(HealthDay News) — In the Medicare population aged ≥65 years, there was a decrease in incidence strokes and in mortality from strokes from 1988–2008, according to research published in the July issue of The American Journal of Medicine.

Margaret C. Fang, MD, MPH, from the University of California in San Francisco, and colleagues describe trends in the incidence, outcomes, and risk factors for stroke in the U.S. Medicare population. Data were analyzed from a 20% sample of hospitalized Medicare beneficiaries with a principal diagnosis of ischemic (918,124 beneficiaries) or hemorrhagic stroke (133,218 beneficiaries).
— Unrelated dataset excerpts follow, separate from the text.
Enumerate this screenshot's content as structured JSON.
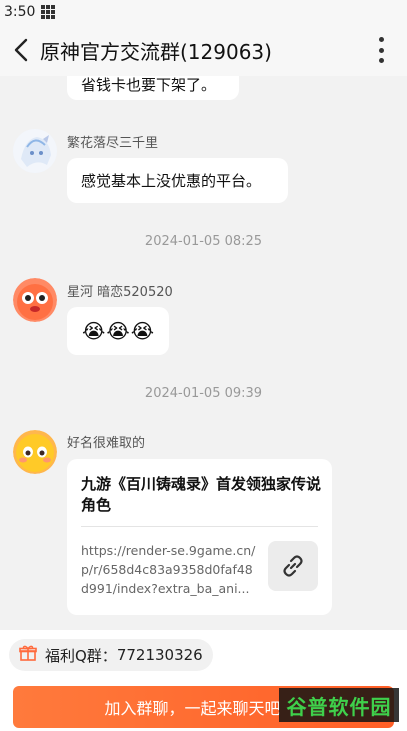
{
  "status_bar": {
    "time": "3:50"
  },
  "header": {
    "title": "原神官方交流群(129063)"
  },
  "messages": [
    {
      "text": "省钱卡也要下架了。"
    },
    {
      "nick": "繁花落尽三千里",
      "text": "感觉基本上没优惠的平台。"
    },
    {
      "timestamp": "2024-01-05  08:25"
    },
    {
      "nick": "星河 暗恋520520",
      "emojis": [
        "😭",
        "😭",
        "😭"
      ]
    },
    {
      "timestamp": "2024-01-05  09:39"
    },
    {
      "nick": "好名很难取的",
      "card": {
        "title": "九游《百川铸魂录》首发领独家传说角色",
        "url": "https://render-se.9game.cn/p/r/658d4c83a9358d0faf48d991/index?extra_ba_ani..."
      }
    }
  ],
  "footer": {
    "qq_group_label": "福利Q群：",
    "qq_group_number": "772130326",
    "join_button": "加入群聊，一起来聊天吧",
    "watermark": "谷普软件园"
  },
  "colors": {
    "accent": "#ff6a2f",
    "background": "#f2f2f2"
  }
}
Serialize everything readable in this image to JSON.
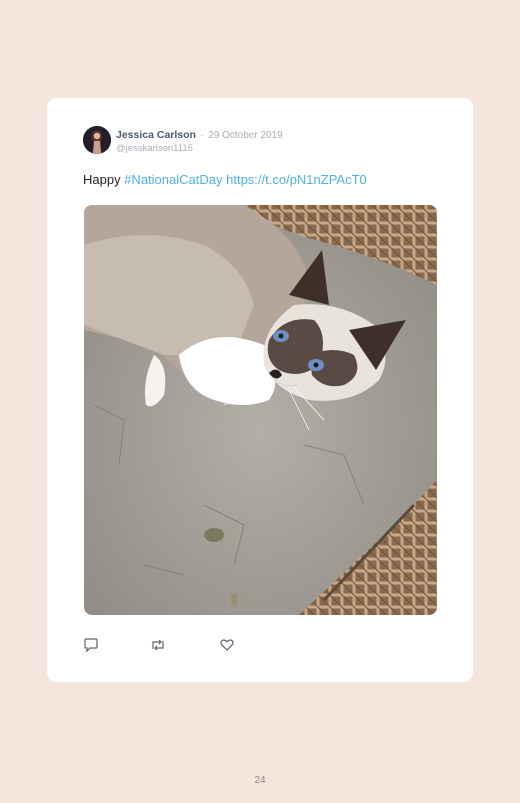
{
  "tweet": {
    "author_name": "Jessica Carlson",
    "separator": "·",
    "date": "29 October 2019",
    "handle": "@jesskarlson1115",
    "text_prefix": "Happy ",
    "hashtag": "#NationalCatDay",
    "link": "https://t.co/pN1nZPAcT0",
    "photo_subject": "siamese-cat-photo"
  },
  "actions": {
    "reply_icon": "reply-icon",
    "retweet_icon": "retweet-icon",
    "like_icon": "heart-icon"
  },
  "colors": {
    "background": "#f5e6dd",
    "card": "#ffffff",
    "link": "#4fb0e8",
    "name": "#4a5a6c",
    "muted": "#a8aeb6"
  },
  "page": {
    "number": "24"
  }
}
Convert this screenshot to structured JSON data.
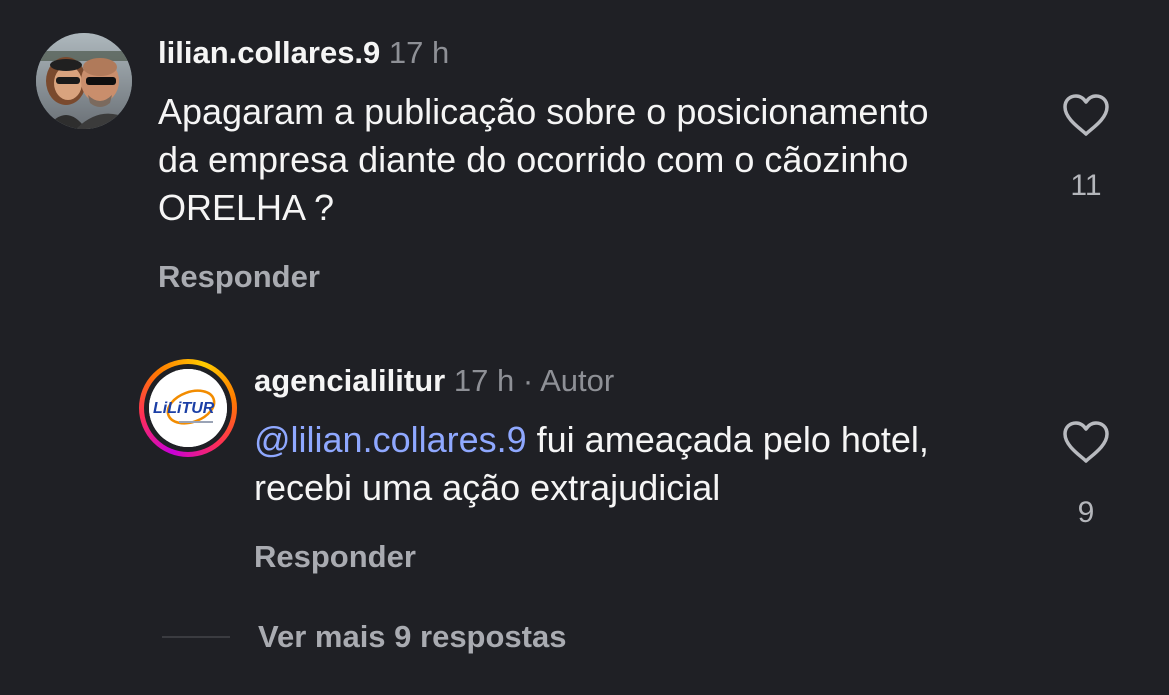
{
  "comments": [
    {
      "username": "lilian.collares.9",
      "time": "17 h",
      "text": "Apagaram a publicação sobre o posicionamento da empresa diante do ocorrido com o cãozinho ORELHA ?",
      "likes": "11",
      "reply_label": "Responder"
    },
    {
      "username": "agencialilitur",
      "time": "17 h",
      "separator": "·",
      "author_badge": "Autor",
      "mention": "@lilian.collares.9",
      "text": " fui ameaçada pelo hotel, recebi uma ação extrajudicial",
      "likes": "9",
      "reply_label": "Responder",
      "logo_text": "LiLiTUR"
    }
  ],
  "more_replies_label": "Ver mais 9 respostas",
  "colors": {
    "background": "#1f2025",
    "mention": "#8fa8ff",
    "meta": "#8e9096"
  }
}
National Health and Nutrition Examination Survey data were used to determine stroke risk factors, and medication uptake was obtained from the Medicare Current Beneficiary Survey.
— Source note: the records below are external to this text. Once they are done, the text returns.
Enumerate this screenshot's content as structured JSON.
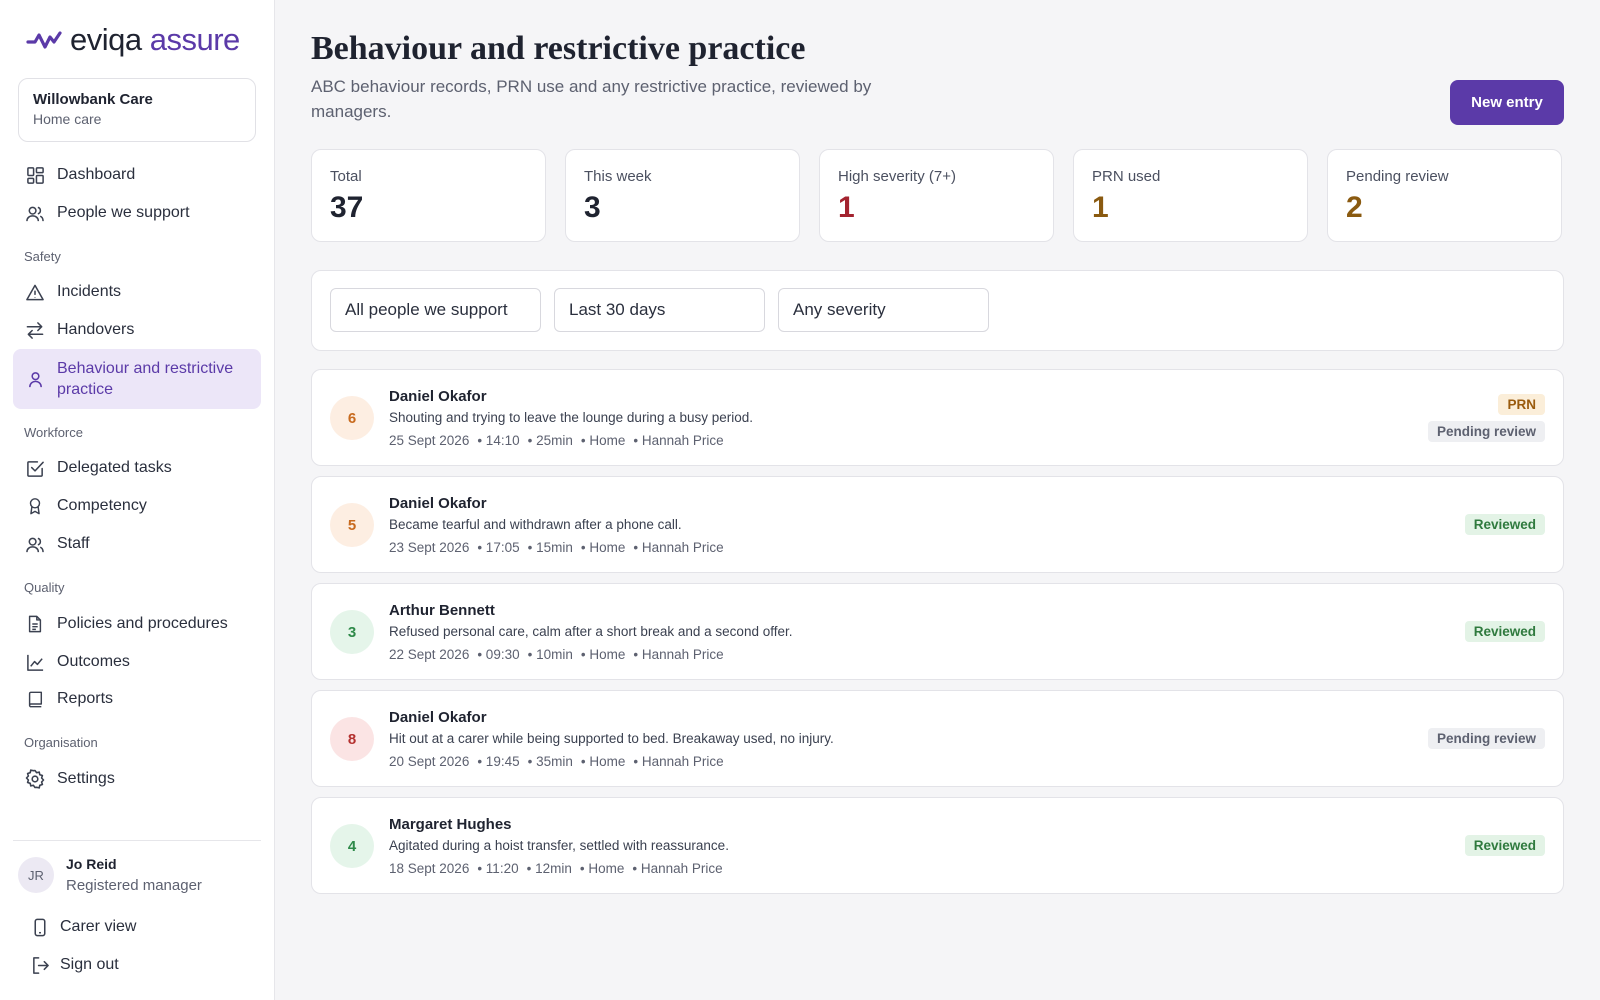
{
  "brand": {
    "logo_text_main": "eviqa",
    "logo_text_accent": "assure"
  },
  "org": {
    "name": "Willowbank Care",
    "type": "Home care"
  },
  "nav": {
    "dashboard": "Dashboard",
    "people": "People we support",
    "safety_label": "Safety",
    "incidents": "Incidents",
    "handovers": "Handovers",
    "behaviour_line1": "Behaviour and restrictive",
    "behaviour_line2": "practice",
    "workforce_label": "Workforce",
    "delegated": "Delegated tasks",
    "competency": "Competency",
    "staff": "Staff",
    "quality_label": "Quality",
    "policies": "Policies and procedures",
    "outcomes": "Outcomes",
    "reports": "Reports",
    "organisation_label": "Organisation",
    "settings": "Settings",
    "carer_view": "Carer view",
    "sign_out": "Sign out"
  },
  "user": {
    "initials": "JR",
    "name": "Jo Reid",
    "role": "Registered manager"
  },
  "page": {
    "title": "Behaviour and restrictive practice",
    "subtitle": "ABC behaviour records, PRN use and any restrictive practice, reviewed by managers.",
    "new_button": "New entry"
  },
  "stats": [
    {
      "label": "Total",
      "value": "37",
      "color": "#1f2330"
    },
    {
      "label": "This week",
      "value": "3",
      "color": "#1f2330"
    },
    {
      "label": "High severity (7+)",
      "value": "1",
      "color": "#a3232f"
    },
    {
      "label": "PRN used",
      "value": "1",
      "color": "#8a5a10"
    },
    {
      "label": "Pending review",
      "value": "2",
      "color": "#8a5a10"
    }
  ],
  "filters": {
    "person": "All people we support",
    "period": "Last 30 days",
    "severity": "Any severity"
  },
  "entries": [
    {
      "severity": "6",
      "name": "Daniel Okafor",
      "desc": "Shouting and trying to leave the lounge during a busy period.",
      "date": "25 Sept 2026",
      "time": "• 14:10",
      "duration": "• 25min",
      "place": "• Home",
      "staff": "• Hannah Price",
      "prn": "PRN",
      "status": "Pending review"
    },
    {
      "severity": "5",
      "name": "Daniel Okafor",
      "desc": "Became tearful and withdrawn after a phone call.",
      "date": "23 Sept 2026",
      "time": "• 17:05",
      "duration": "• 15min",
      "place": "• Home",
      "staff": "• Hannah Price",
      "status": "Reviewed"
    },
    {
      "severity": "3",
      "name": "Arthur Bennett",
      "desc": "Refused personal care, calm after a short break and a second offer.",
      "date": "22 Sept 2026",
      "time": "• 09:30",
      "duration": "• 10min",
      "place": "• Home",
      "staff": "• Hannah Price",
      "status": "Reviewed"
    },
    {
      "severity": "8",
      "name": "Daniel Okafor",
      "desc": "Hit out at a carer while being supported to bed. Breakaway used, no injury.",
      "date": "20 Sept 2026",
      "time": "• 19:45",
      "duration": "• 35min",
      "place": "• Home",
      "staff": "• Hannah Price",
      "status": "Pending review"
    },
    {
      "severity": "4",
      "name": "Margaret Hughes",
      "desc": "Agitated during a hoist transfer, settled with reassurance.",
      "date": "18 Sept 2026",
      "time": "• 11:20",
      "duration": "• 12min",
      "place": "• Home",
      "staff": "• Hannah Price",
      "status": "Reviewed"
    }
  ],
  "colors": {
    "brand": "#5b3aa8",
    "sev_amber_bg": "#fdeee2",
    "sev_amber_fg": "#c86a1e",
    "sev_green_bg": "#e5f5ea",
    "sev_green_fg": "#2f8a4a",
    "sev_red_bg": "#fbe4e4",
    "sev_red_fg": "#b4312f"
  }
}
The researchers found that from 1988–2008 there were decreases in the incidence of ischemic stroke (927 to 545 per 100,000) and hemorrhagic stroke (112 to 94 per 100,000). From 1988–2008, the risk-adjusted 30-day mortality decreased from 15.9 to 12.7% for ischemic stroke and from 44.7 to 39.3% for hemorrhagic stroke. The Framingham stroke model predicted increased stroke risk, despite the observed decrease in stroke rates (mean stroke score: 8.3% in 1988–1994 and 8.8% in 2005–2008). In the general population there was an increase in statin use (4.0% in 1992 to 41.4% in 2008) and antihypertensive use (53.0% in 1992 to 73.5% in 2008).

“Incident strokes in the Medicare population aged ≥65 years decreased by approximately 40% over the last two decades, a decline greater than expected on the basis of the population’s stroke risk factors,” the authors write. “Although causality cannot be proven, declining stroke rates paralleled increased use of statins and antihypertensive medications.”